I had actually thought of writing a similar note on the invitations for my son's own party, after a neighbour mentioned the idea. In the end I didn't do it, because I was worried that it would seem bossy — guests can, of course, give any kind of gift they like, including no gift at all. And I didn't want to seem presumptuous, or to ruin anybody's fun in picking something out. 

But really, what kid wouldn't enjoy having a nice stash to spend on vacation, or gathering their birthday money together to pick out one coveted larger gift? The idea makes sense.

Rising cost of birthday parties

Buying a present is just one of the expenses that come with kids and birthday parties. 

A custom cake can cost up to $100. Kids are often expected to invite all of their classmates, which can mean a couple hundred dollars to rent a room to fit everyone.

Many parents feel the pressure to turn their children's birthday parties into one-of-a-kind celebrations. (CBC)
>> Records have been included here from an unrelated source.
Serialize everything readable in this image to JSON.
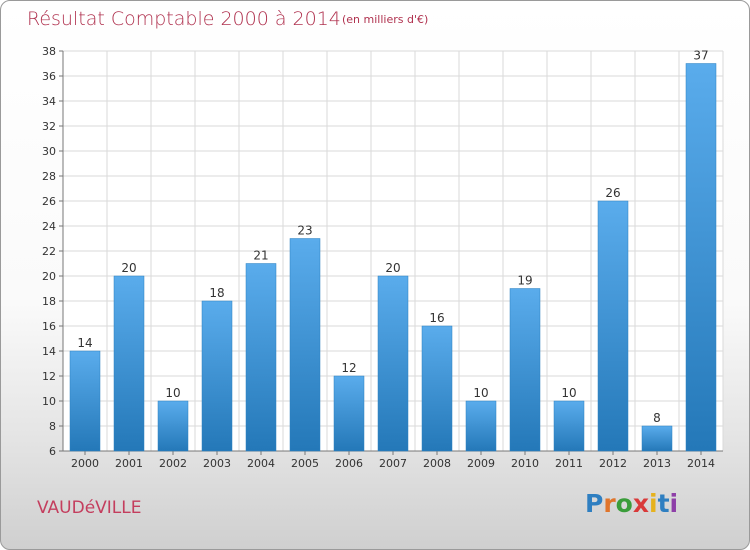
{
  "header": {
    "title": "Résultat Comptable 2000 à 2014",
    "subtitle": "(en milliers d'€)"
  },
  "footer": {
    "commune": "VAUDéVILLE",
    "logo_letters": [
      "P",
      "r",
      "o",
      "x",
      "i",
      "t",
      "i"
    ]
  },
  "colors": {
    "bar_light": "#5aacec",
    "bar_dark": "#2478b8",
    "title": "#b0324f",
    "grid": "#dadada"
  },
  "chart_data": {
    "type": "bar",
    "title": "Résultat Comptable 2000 à 2014",
    "subtitle": "(en milliers d'€)",
    "xlabel": "",
    "ylabel": "",
    "categories": [
      "2000",
      "2001",
      "2002",
      "2003",
      "2004",
      "2005",
      "2006",
      "2007",
      "2008",
      "2009",
      "2010",
      "2011",
      "2012",
      "2013",
      "2014"
    ],
    "values": [
      14,
      20,
      10,
      18,
      21,
      23,
      12,
      20,
      16,
      10,
      19,
      10,
      26,
      8,
      37
    ],
    "data_labels": [
      "14",
      "20",
      "10",
      "18",
      "21",
      "23",
      "12",
      "20",
      "16",
      "10",
      "19",
      "10",
      "26",
      "8",
      "37"
    ],
    "ylim": [
      6,
      38
    ],
    "yticks": [
      "6",
      "8",
      "10",
      "12",
      "14",
      "16",
      "18",
      "20",
      "22",
      "24",
      "26",
      "28",
      "30",
      "32",
      "34",
      "36",
      "38"
    ],
    "grid": true,
    "legend": "none"
  }
}
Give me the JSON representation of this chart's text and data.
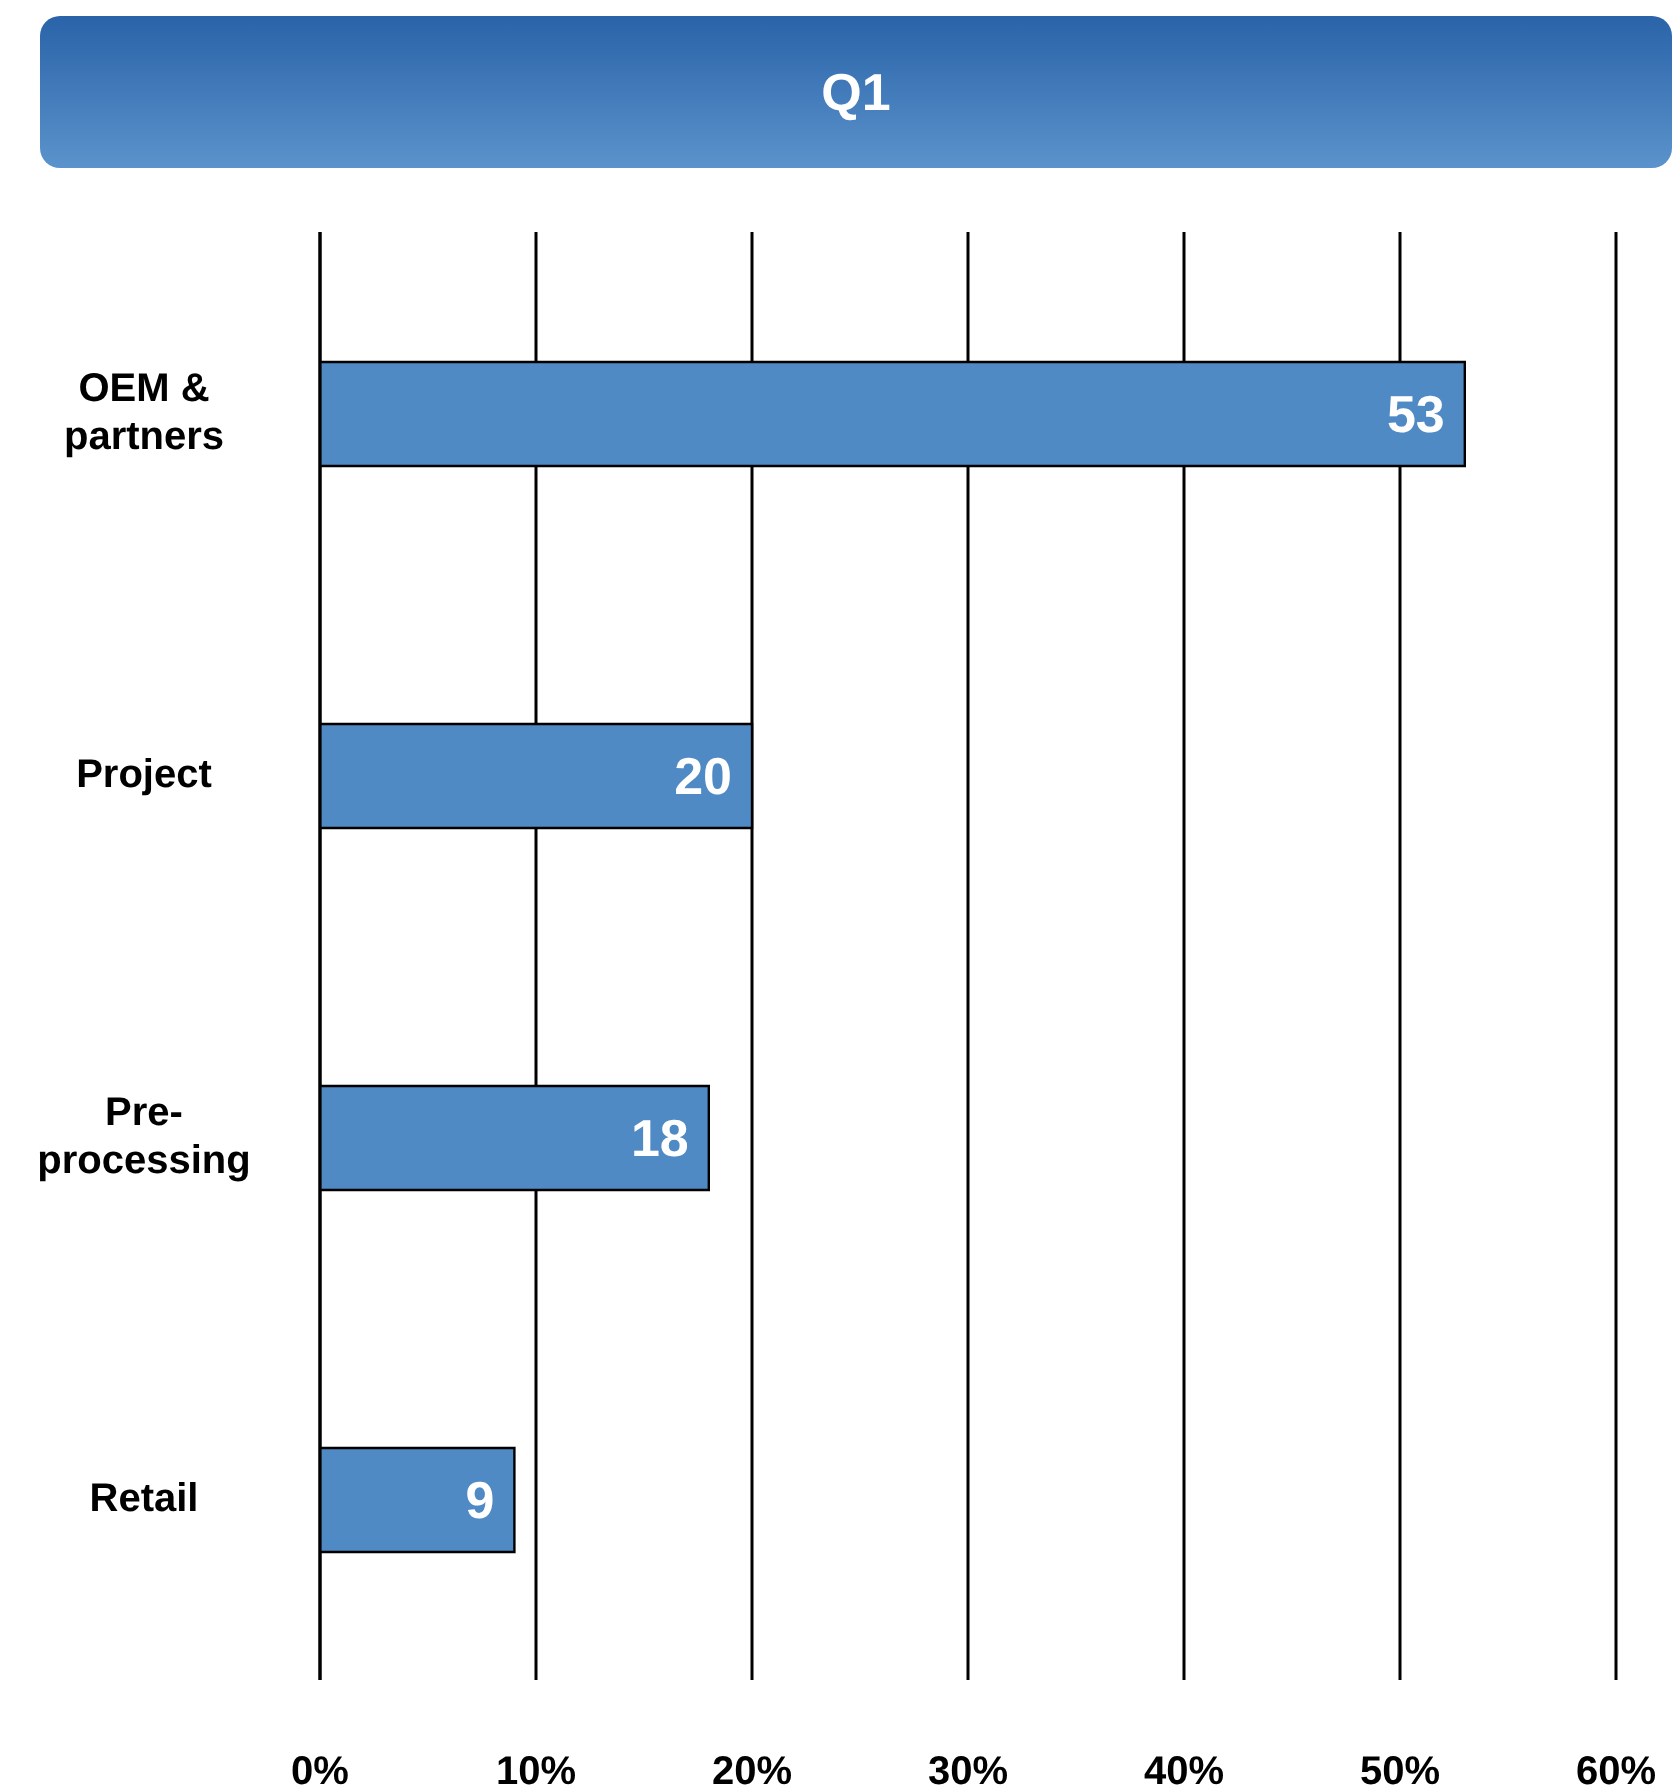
{
  "chart_data": {
    "type": "bar",
    "orientation": "horizontal",
    "title": "Q1",
    "categories": [
      "OEM & partners",
      "Project",
      "Pre-processing",
      "Retail"
    ],
    "values": [
      53,
      20,
      18,
      9
    ],
    "color": "#4f8ac4",
    "data_labels": true,
    "grid": "x",
    "legend": false,
    "xlim": [
      0,
      60
    ],
    "xticks": [
      {
        "value": 0,
        "label": "0%"
      },
      {
        "value": 10,
        "label": "10%"
      },
      {
        "value": 20,
        "label": "20%"
      },
      {
        "value": 30,
        "label": "30%"
      },
      {
        "value": 40,
        "label": "40%"
      },
      {
        "value": 50,
        "label": "50%"
      },
      {
        "value": 60,
        "label": "60%"
      }
    ]
  }
}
A single enormous inflated balloon in the shape of Chase from Paw Patrol can run you $25, but you don't want to skip the matching plates, and cups, and other themed decorations. And children figure out pretty quickly what a loot bag is, which means you don't want to risk their social alienation by being the parent who decided they weren't necessary.

My son had a birthday party of his own back in September. It wasn't an outrageous affair, but it wasn't a DIY gathering in our living room either. He had a great time, and his friends seemed to enjoy themselves too. 
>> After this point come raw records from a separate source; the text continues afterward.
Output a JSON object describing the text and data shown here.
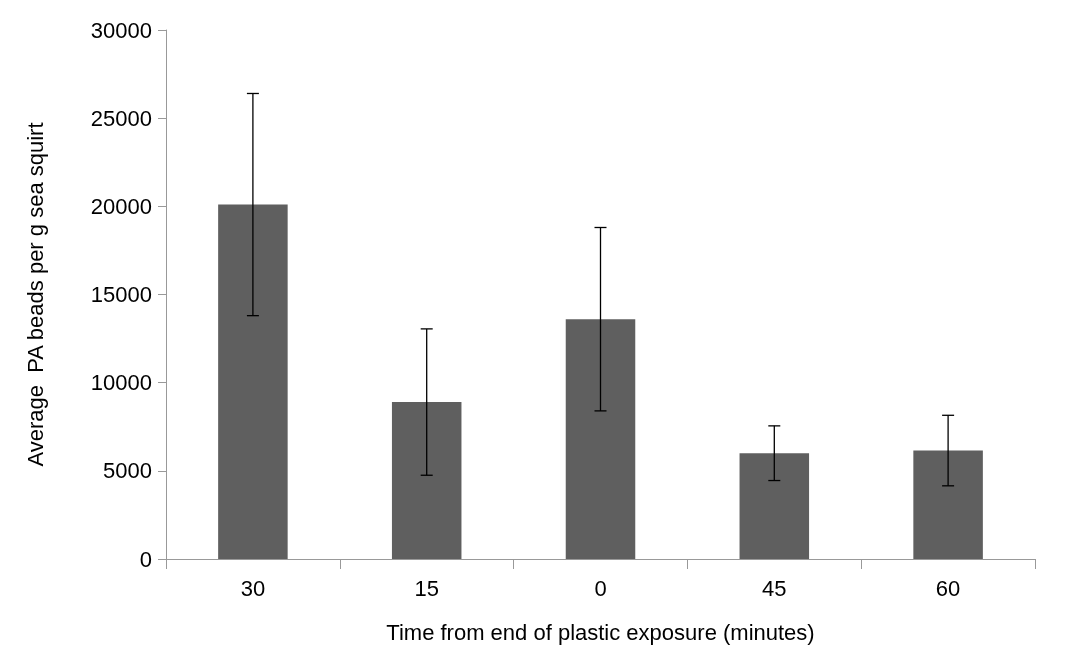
{
  "chart_data": {
    "type": "bar",
    "xlabel": "Time from end of plastic exposure (minutes)",
    "ylabel": "Average  PA beads per g sea squirt",
    "categories": [
      "30",
      "15",
      "0",
      "45",
      "60"
    ],
    "values": [
      20100,
      8900,
      13600,
      6000,
      6150
    ],
    "errors": [
      6300,
      4150,
      5200,
      1550,
      2000
    ],
    "color": "#5f5f5f",
    "ylim": [
      0,
      30000
    ],
    "yticks": [
      0,
      5000,
      10000,
      15000,
      20000,
      25000,
      30000
    ],
    "grid": false
  }
}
I know rationally that it was a nice party that my son was happy with. But I admit that there was a small part of me that wondered if we hadn't made it special enough, or fun enough, or otherwise over-the-top enough.

Parents are very good at finding ways to worry that they are screwing their kids up, and I guess I can add concerns about birthday party extravagance to my own personal list.
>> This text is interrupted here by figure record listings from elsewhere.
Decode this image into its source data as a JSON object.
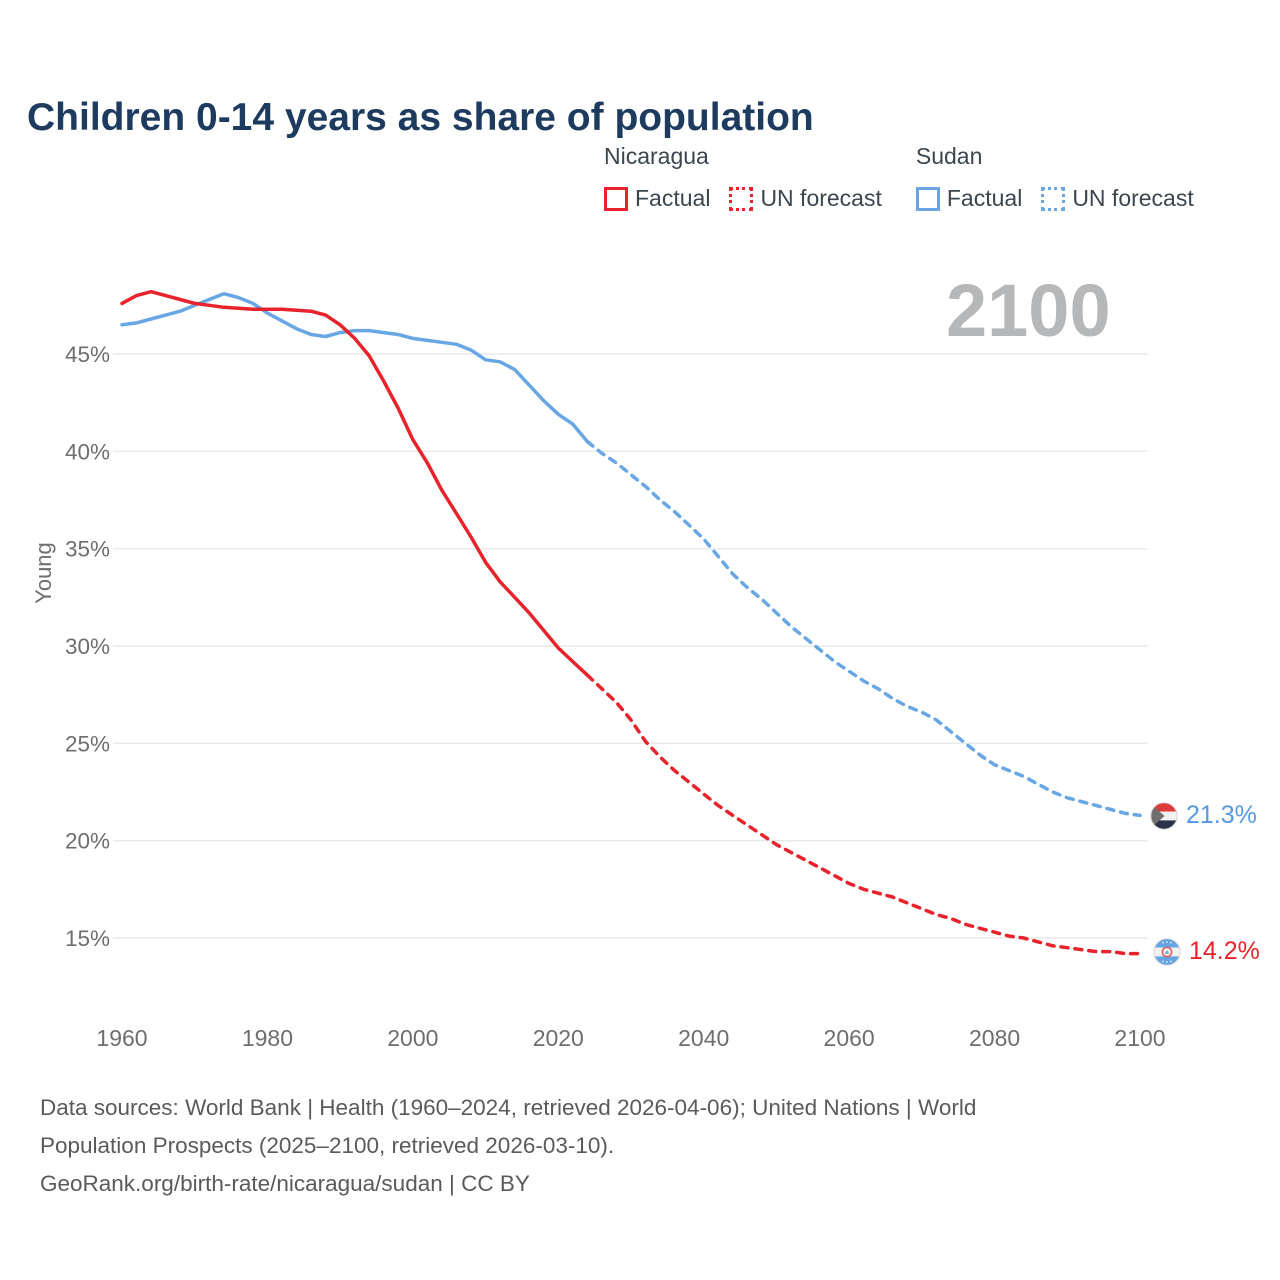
{
  "title": "Children 0-14 years as share of population",
  "legend": {
    "nicaragua": {
      "title": "Nicaragua",
      "factual": "Factual",
      "forecast": "UN forecast"
    },
    "sudan": {
      "title": "Sudan",
      "factual": "Factual",
      "forecast": "UN forecast"
    }
  },
  "watermark": "2100",
  "y_axis_title": "Young",
  "endpoints": {
    "sudan": {
      "label": "21.3%",
      "color": "#5499e0",
      "flag": "sudan-flag-icon"
    },
    "nicaragua": {
      "label": "14.2%",
      "color": "#e8232b",
      "flag": "nicaragua-flag-icon"
    }
  },
  "colors": {
    "nicaragua": "#e8232b",
    "sudan": "#68a7e4",
    "gridline": "#e9e9e9",
    "tick_text": "#6e6e6e",
    "title_text": "#1d3a5f",
    "watermark_text": "#b5b7b9"
  },
  "chart_data": {
    "type": "line",
    "title": "Children 0-14 years as share of population",
    "xlabel": "",
    "ylabel": "Young",
    "x_range": [
      1960,
      2100
    ],
    "ylim": [
      13,
      49
    ],
    "yticks": [
      15,
      20,
      25,
      30,
      35,
      40,
      45
    ],
    "ytick_suffix": "%",
    "xticks": [
      1960,
      1980,
      2000,
      2020,
      2040,
      2060,
      2080,
      2100
    ],
    "grid": "horizontal",
    "legend_position": "top-right",
    "series": [
      {
        "name": "Sudan Factual",
        "color": "#68a7e4",
        "dash": "solid",
        "points": [
          [
            1960,
            46.5
          ],
          [
            1962,
            46.6
          ],
          [
            1964,
            46.8
          ],
          [
            1966,
            47.0
          ],
          [
            1968,
            47.2
          ],
          [
            1970,
            47.5
          ],
          [
            1972,
            47.8
          ],
          [
            1974,
            48.1
          ],
          [
            1976,
            47.9
          ],
          [
            1978,
            47.6
          ],
          [
            1980,
            47.1
          ],
          [
            1982,
            46.7
          ],
          [
            1984,
            46.3
          ],
          [
            1986,
            46.0
          ],
          [
            1988,
            45.9
          ],
          [
            1990,
            46.1
          ],
          [
            1992,
            46.2
          ],
          [
            1994,
            46.2
          ],
          [
            1996,
            46.1
          ],
          [
            1998,
            46.0
          ],
          [
            2000,
            45.8
          ],
          [
            2002,
            45.7
          ],
          [
            2004,
            45.6
          ],
          [
            2006,
            45.5
          ],
          [
            2008,
            45.2
          ],
          [
            2010,
            44.7
          ],
          [
            2012,
            44.6
          ],
          [
            2014,
            44.2
          ],
          [
            2016,
            43.4
          ],
          [
            2018,
            42.6
          ],
          [
            2020,
            41.9
          ],
          [
            2022,
            41.4
          ],
          [
            2024,
            40.5
          ]
        ]
      },
      {
        "name": "Sudan UN forecast",
        "color": "#68a7e4",
        "dash": "dashed",
        "points": [
          [
            2024,
            40.5
          ],
          [
            2026,
            39.9
          ],
          [
            2028,
            39.4
          ],
          [
            2030,
            38.8
          ],
          [
            2032,
            38.2
          ],
          [
            2034,
            37.5
          ],
          [
            2036,
            36.9
          ],
          [
            2038,
            36.2
          ],
          [
            2040,
            35.5
          ],
          [
            2042,
            34.6
          ],
          [
            2044,
            33.7
          ],
          [
            2046,
            33.0
          ],
          [
            2048,
            32.4
          ],
          [
            2050,
            31.7
          ],
          [
            2052,
            31.0
          ],
          [
            2054,
            30.4
          ],
          [
            2056,
            29.8
          ],
          [
            2058,
            29.2
          ],
          [
            2060,
            28.7
          ],
          [
            2062,
            28.2
          ],
          [
            2064,
            27.8
          ],
          [
            2066,
            27.3
          ],
          [
            2068,
            26.9
          ],
          [
            2070,
            26.6
          ],
          [
            2072,
            26.2
          ],
          [
            2074,
            25.6
          ],
          [
            2076,
            25.0
          ],
          [
            2078,
            24.4
          ],
          [
            2080,
            23.9
          ],
          [
            2082,
            23.6
          ],
          [
            2084,
            23.3
          ],
          [
            2086,
            22.9
          ],
          [
            2088,
            22.5
          ],
          [
            2090,
            22.2
          ],
          [
            2092,
            22.0
          ],
          [
            2094,
            21.8
          ],
          [
            2096,
            21.6
          ],
          [
            2098,
            21.4
          ],
          [
            2100,
            21.3
          ]
        ]
      },
      {
        "name": "Nicaragua Factual",
        "color": "#e8232b",
        "dash": "solid",
        "points": [
          [
            1960,
            47.6
          ],
          [
            1962,
            48.0
          ],
          [
            1964,
            48.2
          ],
          [
            1966,
            48.0
          ],
          [
            1968,
            47.8
          ],
          [
            1970,
            47.6
          ],
          [
            1972,
            47.5
          ],
          [
            1974,
            47.4
          ],
          [
            1976,
            47.35
          ],
          [
            1978,
            47.3
          ],
          [
            1980,
            47.3
          ],
          [
            1982,
            47.3
          ],
          [
            1984,
            47.25
          ],
          [
            1986,
            47.2
          ],
          [
            1988,
            47.0
          ],
          [
            1990,
            46.5
          ],
          [
            1992,
            45.8
          ],
          [
            1994,
            44.9
          ],
          [
            1996,
            43.6
          ],
          [
            1998,
            42.2
          ],
          [
            2000,
            40.6
          ],
          [
            2002,
            39.4
          ],
          [
            2004,
            38.0
          ],
          [
            2006,
            36.8
          ],
          [
            2008,
            35.6
          ],
          [
            2010,
            34.3
          ],
          [
            2012,
            33.3
          ],
          [
            2014,
            32.5
          ],
          [
            2016,
            31.7
          ],
          [
            2018,
            30.8
          ],
          [
            2020,
            29.9
          ],
          [
            2022,
            29.2
          ],
          [
            2024,
            28.5
          ]
        ]
      },
      {
        "name": "Nicaragua UN forecast",
        "color": "#e8232b",
        "dash": "dashed",
        "points": [
          [
            2024,
            28.5
          ],
          [
            2026,
            27.8
          ],
          [
            2028,
            27.1
          ],
          [
            2030,
            26.2
          ],
          [
            2032,
            25.1
          ],
          [
            2034,
            24.3
          ],
          [
            2036,
            23.6
          ],
          [
            2038,
            23.0
          ],
          [
            2040,
            22.4
          ],
          [
            2042,
            21.8
          ],
          [
            2044,
            21.3
          ],
          [
            2046,
            20.8
          ],
          [
            2048,
            20.3
          ],
          [
            2050,
            19.8
          ],
          [
            2052,
            19.4
          ],
          [
            2054,
            19.0
          ],
          [
            2056,
            18.6
          ],
          [
            2058,
            18.2
          ],
          [
            2060,
            17.8
          ],
          [
            2062,
            17.5
          ],
          [
            2064,
            17.3
          ],
          [
            2066,
            17.1
          ],
          [
            2068,
            16.8
          ],
          [
            2070,
            16.5
          ],
          [
            2072,
            16.2
          ],
          [
            2074,
            16.0
          ],
          [
            2076,
            15.7
          ],
          [
            2078,
            15.5
          ],
          [
            2080,
            15.3
          ],
          [
            2082,
            15.1
          ],
          [
            2084,
            15.0
          ],
          [
            2086,
            14.8
          ],
          [
            2088,
            14.6
          ],
          [
            2090,
            14.5
          ],
          [
            2092,
            14.4
          ],
          [
            2094,
            14.3
          ],
          [
            2096,
            14.3
          ],
          [
            2098,
            14.2
          ],
          [
            2100,
            14.2
          ]
        ]
      }
    ]
  },
  "footer": {
    "line1": "Data sources: World Bank | Health (1960–2024, retrieved 2026-04-06); United Nations | World",
    "line2": "Population Prospects (2025–2100, retrieved 2026-03-10).",
    "line3": "GeoRank.org/birth-rate/nicaragua/sudan | CC BY"
  }
}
But is it possible that all the fuss of fondant cakes and themed decorations and parties that run into the hundreds of dollars is more about what the parents want than it is about what the kids want?

Getting back to birthday basics

Kids don't need a dollar store's worth of throwaway toys in a loot bag, or party entertainment to rival a cabaret.

The main thing I've noticed at the parties I've attended is that the kids really just want to run around and play with their friends.

They are just as excited about a grocery store cake as they are about a custom-made creation that could hold its own on Cake Boss — it just needs to have a lot of icing. They are pretty happy with cheese pizza, space to run around in, and a bunch of balloons to bat around.

The costs of hosting and even going to a birthday party can add up, right down to the gift bag. (CBC)

And yes, children definitely love to get presents — who can blame them? But most of them are not short on toys, and plenty of parents would be happy to not have to find more room in their homes for yet more gifts. 

Even $10 per kid for a present adds up if your child's class has 20-plus students in it. And more often than not, parents now leave present opening for after the party so nobody else is actually going to know what you did or did not give.

I understand how it happens. My own birthday is Jan. 1, which means I could never have a party with friends on a day anywhere close to that. It is possible that I'm still a little sensitive about that. 

And like many families these days, I only have one child — smaller families can mean a bigger birthday budget to go around, and if you can spend it you might wonder why you shouldn't.

But when I think back about my own birthdays, I do not remember what I got in a single loot bag, or what any of the decorations looked like. My best memories are of sleep-over parties with friends, watching movies we probably shouldn't have been watching and staying up far later than was sensible. 

If we all gave ourselves, as parents, the permission to dial it back on birthdays we'd likely be happier for it — and our kids probably wouldn't even notice.


Terri Coles


Terri Coles is a St. John's-based freelance writer.